Most chess engines seem to rely on a move generator that produces a list of moves. Then, it is possible to sort the moves so that the best candidates are searched first. However, move lists take memory space. That is a problem for my GPU move generator. There is 16 kB of shared memory for a thread group. If a thread group contains 256 threads, each thread has 64 bytes of memory. 32 bytes of it is reserved for the current positions, so only 32 bytes is left for moves. That is not enough for a move list. One has to think differently.

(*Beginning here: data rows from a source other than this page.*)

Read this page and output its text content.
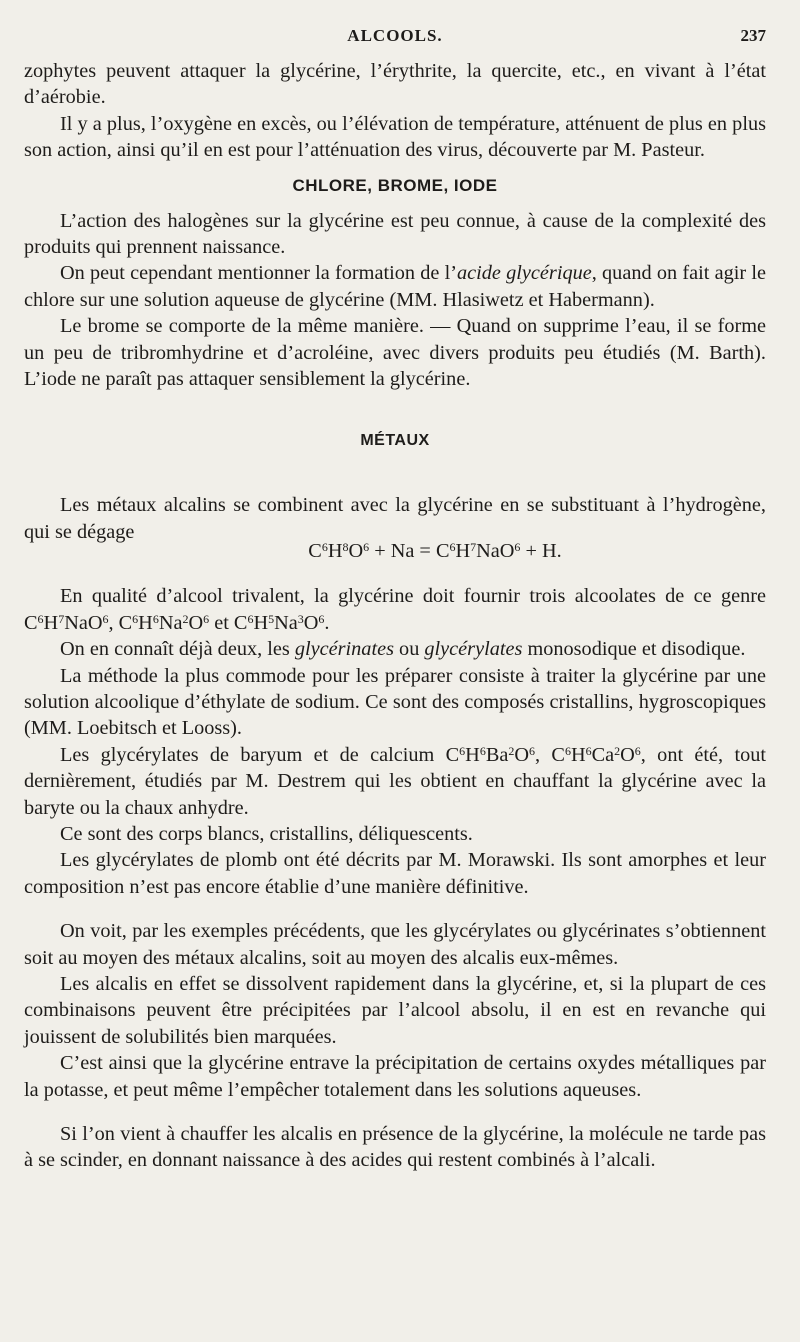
ALCOOLS.	237

zophytes peuvent attaquer la glycérine, l’érythrite, la quercite, etc., en vivant à l’état d’aérobie.

Il y a plus, l’oxygène en excès, ou l’élévation de température, atténuent de plus en plus son action, ainsi qu’il en est pour l’atténuation des virus, découverte par M. Pasteur.

CHLORE, BROME, IODE

L’action des halogènes sur la glycérine est peu connue, à cause de la complexité des produits qui prennent naissance.

On peut cependant mentionner la formation de l’acide glycérique, quand on fait agir le chlore sur une solution aqueuse de glycérine (MM. Hlasiwetz et Habermann).

Le brome se comporte de la même manière. — Quand on supprime l’eau, il se forme un peu de tribromhydrine et d’acroléine, avec divers produits peu étudiés (M. Barth). L’iode ne paraît pas attaquer sensiblement la glycérine.

MÉTAUX

Les métaux alcalins se combinent avec la glycérine en se substituant à l’hydrogène, qui se dégage

$C^6H^8O^6 + Na = C^6H^7NaO^6 + H$.

En qualité d’alcool trivalent, la glycérine doit fournir trois alcoolates de ce genre $C^6H^7NaO^6$, $C^6H^6Na^2O^6$ et $C^6H^5Na^3O^6$.

On en connaît déjà deux, les glycérinates ou glycérylates monosodique et disodique.

La méthode la plus commode pour les préparer consiste à traiter la glycérine par une solution alcoolique d’éthylate de sodium. Ce sont des composés cristallins, hygroscopiques (MM. Loebitsch et Looss).

Les glycérylates de baryum et de calcium $C^6H^6Ba^2O^6$, $C^6H^6Ca^2O^6$, ont été, tout dernièrement, étudiés par M. Destrem qui les obtient en chauffant la glycérine avec la baryte ou la chaux anhydre.

Ce sont des corps blancs, cristallins, déliquescents.

Les glycérylates de plomb ont été décrits par M. Morawski. Ils sont amorphes et leur composition n’est pas encore établie d’une manière définitive.

On voit, par les exemples précédents, que les glycérylates ou glycérinates s’obtiennent soit au moyen des métaux alcalins, soit au moyen des alcalis eux-mêmes.

Les alcalis en effet se dissolvent rapidement dans la glycérine, et, si la plupart de ces combinaisons peuvent être précipitées par l’alcool absolu, il en est en revanche qui jouissent de solubilités bien marquées.

C’est ainsi que la glycérine entrave la précipitation de certains oxydes métalliques par la potasse, et peut même l’empêcher totalement dans les solutions aqueuses.

Si l’on vient à chauffer les alcalis en présence de la glycérine, la molécule ne tarde pas à se scinder, en donnant naissance à des acides qui restent combinés à l’alcali.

As mentioned in my previous posts, I implemented a traditional bitboard-based move generator that produces one move at a time on the GPU. Unfortunately, the performance is not so great. For comparison, I had a move generator that outputs a full move list at once. The former was four times slower than the latter. It seems that there are two reasons for that. First, the move generator is more complex, because it has to take the previous move as an input to regenerate the state of the move generator and to produce the next move. Second, it does unnecessary work, because one move needs only one destination square, although a bitboard representing all of them is generated for each move. I think it is time to revisit the design I had for the original CUDA chess move generator.
The basic idea is to have a few generic numbers represent the state of the move generator. For example: one for the source square (1-64), one for the direction (1-8) and one for the steps in that direction (1-7). Then the numbers are increased as the moves are produced. A similar idea was used in the early dedicated chess computers. And of course, one can use bit twiddling tricks to pack all the numbers in one integer. Tests are required to see how to implement the move generator most efficiently.